The origin of ebolakid

“Ebolakid? I feel offended!”

First of all: It’s “ebolakid” with all lower caps.
Second of all: Don’t. It’s just a name.

When choosing an online handle you need to choose carefully. I’ve used ebolakid on and off for about 15 years now, and like all things it has an origin. Good or bad, it comes from somewhere.
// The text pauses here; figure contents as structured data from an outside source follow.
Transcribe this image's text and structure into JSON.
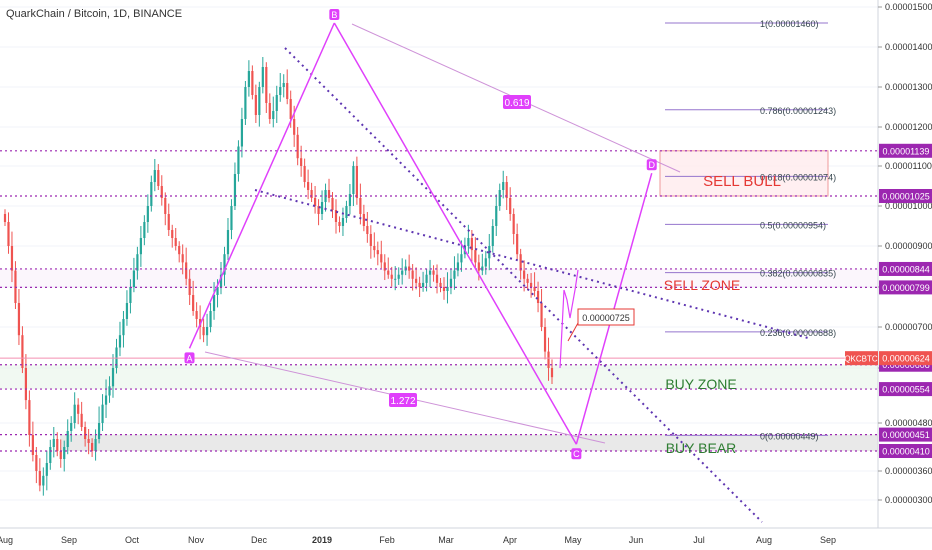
{
  "header": {
    "title": "QuarkChain / Bitcoin, 1D, BINANCE"
  },
  "colors": {
    "up": "#26a69a",
    "down": "#ef5350",
    "pattern": "#e040fb",
    "channel": "#5e35b1",
    "level": "#9c27b0",
    "fib": "#9575cd",
    "sell": "#e53935",
    "buy": "#2e7d32",
    "price_tag": "#ef5350",
    "level_tag": "#9c27b0",
    "grid": "#f0f3fa"
  },
  "chart_data": {
    "type": "candlestick",
    "symbol": "QKCBTC",
    "y_axis": {
      "ticks": [
        "0.00001500",
        "0.00001400",
        "0.00001300",
        "0.00001200",
        "0.00001100",
        "0.00001000",
        "0.00000900",
        "0.00000800",
        "0.00000700",
        "0.00000600",
        "0.00000480",
        "0.00000360",
        "0.00000300"
      ],
      "tick_values": [
        1500,
        1400,
        1300,
        1200,
        1100,
        1000,
        900,
        800,
        700,
        600,
        480,
        360,
        300
      ],
      "unit_scale": "1e-8 BTC"
    },
    "x_axis": {
      "ticks": [
        "Aug",
        "Sep",
        "Oct",
        "Nov",
        "Dec",
        "2019",
        "Feb",
        "Mar",
        "Apr",
        "May",
        "Jun",
        "Jul",
        "Aug",
        "Sep"
      ]
    },
    "price_tag": {
      "label": "QKCBTC",
      "value": "0.00000624",
      "v": 624
    },
    "horizontal_levels": [
      {
        "value": "0.00001139",
        "v": 1139
      },
      {
        "value": "0.00001025",
        "v": 1025
      },
      {
        "value": "0.00000844",
        "v": 844
      },
      {
        "value": "0.00000799",
        "v": 799
      },
      {
        "value": "0.00000608",
        "v": 608
      },
      {
        "value": "0.00000554",
        "v": 554
      },
      {
        "value": "0.00000451",
        "v": 451
      },
      {
        "value": "0.00000410",
        "v": 410
      }
    ],
    "fib_levels": [
      {
        "label": "1(0.00001460)",
        "v": 1460
      },
      {
        "label": "0.786(0.00001243)",
        "v": 1243
      },
      {
        "label": "0.618(0.00001074)",
        "v": 1074
      },
      {
        "label": "0.5(0.00000954)",
        "v": 954
      },
      {
        "label": "0.382(0.00000835)",
        "v": 835
      },
      {
        "label": "0.236(0.00000688)",
        "v": 688
      },
      {
        "label": "0(0.00000449)",
        "v": 449
      }
    ],
    "pattern_points": [
      {
        "label": "A",
        "date": "2018-11-02",
        "v": 648
      },
      {
        "label": "B",
        "date": "2019-01-14",
        "v": 1460
      },
      {
        "label": "C",
        "date": "2019-05-16",
        "v": 427
      },
      {
        "label": "D",
        "date": "2019-06-23",
        "v": 1082
      }
    ],
    "ratios": [
      {
        "label": "0.619"
      },
      {
        "label": "1.272"
      }
    ],
    "zones": [
      {
        "label": "SELL BULL"
      },
      {
        "label": "SELL ZONE"
      },
      {
        "label": "BUY ZONE"
      },
      {
        "label": "BUY BEAR"
      }
    ],
    "callout": {
      "label": "0.00000725",
      "v": 725
    },
    "candles_close": [
      960,
      900,
      840,
      760,
      680,
      600,
      530,
      450,
      400,
      360,
      330,
      350,
      380,
      420,
      440,
      410,
      390,
      420,
      460,
      480,
      520,
      500,
      470,
      440,
      430,
      410,
      440,
      480,
      520,
      540,
      560,
      600,
      650,
      680,
      720,
      760,
      800,
      840,
      880,
      920,
      960,
      1000,
      1060,
      1090,
      1050,
      1020,
      980,
      940,
      920,
      900,
      880,
      860,
      820,
      780,
      740,
      720,
      700,
      680,
      700,
      740,
      780,
      800,
      830,
      880,
      940,
      1000,
      1080,
      1150,
      1220,
      1300,
      1340,
      1280,
      1230,
      1300,
      1350,
      1260,
      1220,
      1240,
      1280,
      1300,
      1310,
      1270,
      1220,
      1180,
      1120,
      1100,
      1060,
      1040,
      1020,
      1000,
      980,
      1010,
      1040,
      1020,
      990,
      960,
      950,
      970,
      1000,
      1030,
      1100,
      1020,
      980,
      950,
      930,
      900,
      890,
      880,
      860,
      840,
      830,
      820,
      820,
      830,
      840,
      850,
      840,
      820,
      810,
      800,
      810,
      830,
      840,
      830,
      810,
      800,
      790,
      800,
      820,
      840,
      860,
      880,
      900,
      920,
      890,
      860,
      840,
      850,
      870,
      900,
      950,
      1000,
      1040,
      1060,
      1020,
      980,
      930,
      880,
      840,
      820,
      810,
      800,
      790,
      760,
      700,
      640,
      600,
      580
    ]
  }
}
About 18 or 19 years ago I was in an (for now) undisclosed band. The old songs are on Spotify, maybe I’ll write about it some day. For some reason, as part of our pre-show routine, we huddled up in a circle and put our hands in the middle just like your local sports team does. When everybody was ready we shouted “EBOLA KIDS!” from the top of our lungs. Why we did that I can’t remember. When I was registering for Xbox Live back in 2004 I needed a good gamer tag. For some reason I thought that “ebolakid” would be cool to register and It’d be funny to see how long it took Microsoft to make me change the name.

They never did, so 15 years later I’m still ebolakid on Xbox Live.

When I got into the hobby developer business in 2014 I needed a name to hide behind. For better or worse, I reused ebolakid and everything was set in motion. A year or two later I registered ebolakid.com and here we are.

Stop an Azure WebJob

After a couple of failures due to Azure WebJobs not stopping when I thought they were going to, I figured out the only fail safe (?) option that will stop both Triggered and Continuous WebJobs. Not just that: It’s dead easy!

You can try to stop the App Service itself, but for some reason that does not apply to the WebJobs, and God only knows why. Stopping an individual Continuous WebJob can be done from the Azure Portal, but what about stopping multiple WebJobs including a Triggered one? I’ve even experienced that deleting a WebJob didn’t stop it, I’ve actually seen that multiple times.

To stop all WebJobs, both Triggered and Continuous, add WEBJOBS_STOPPED with the value 1 via “Configuration” / “Application settings” in the Azure Portal. As far as I’m concerned this has worked beautifully every time I’ve tried it.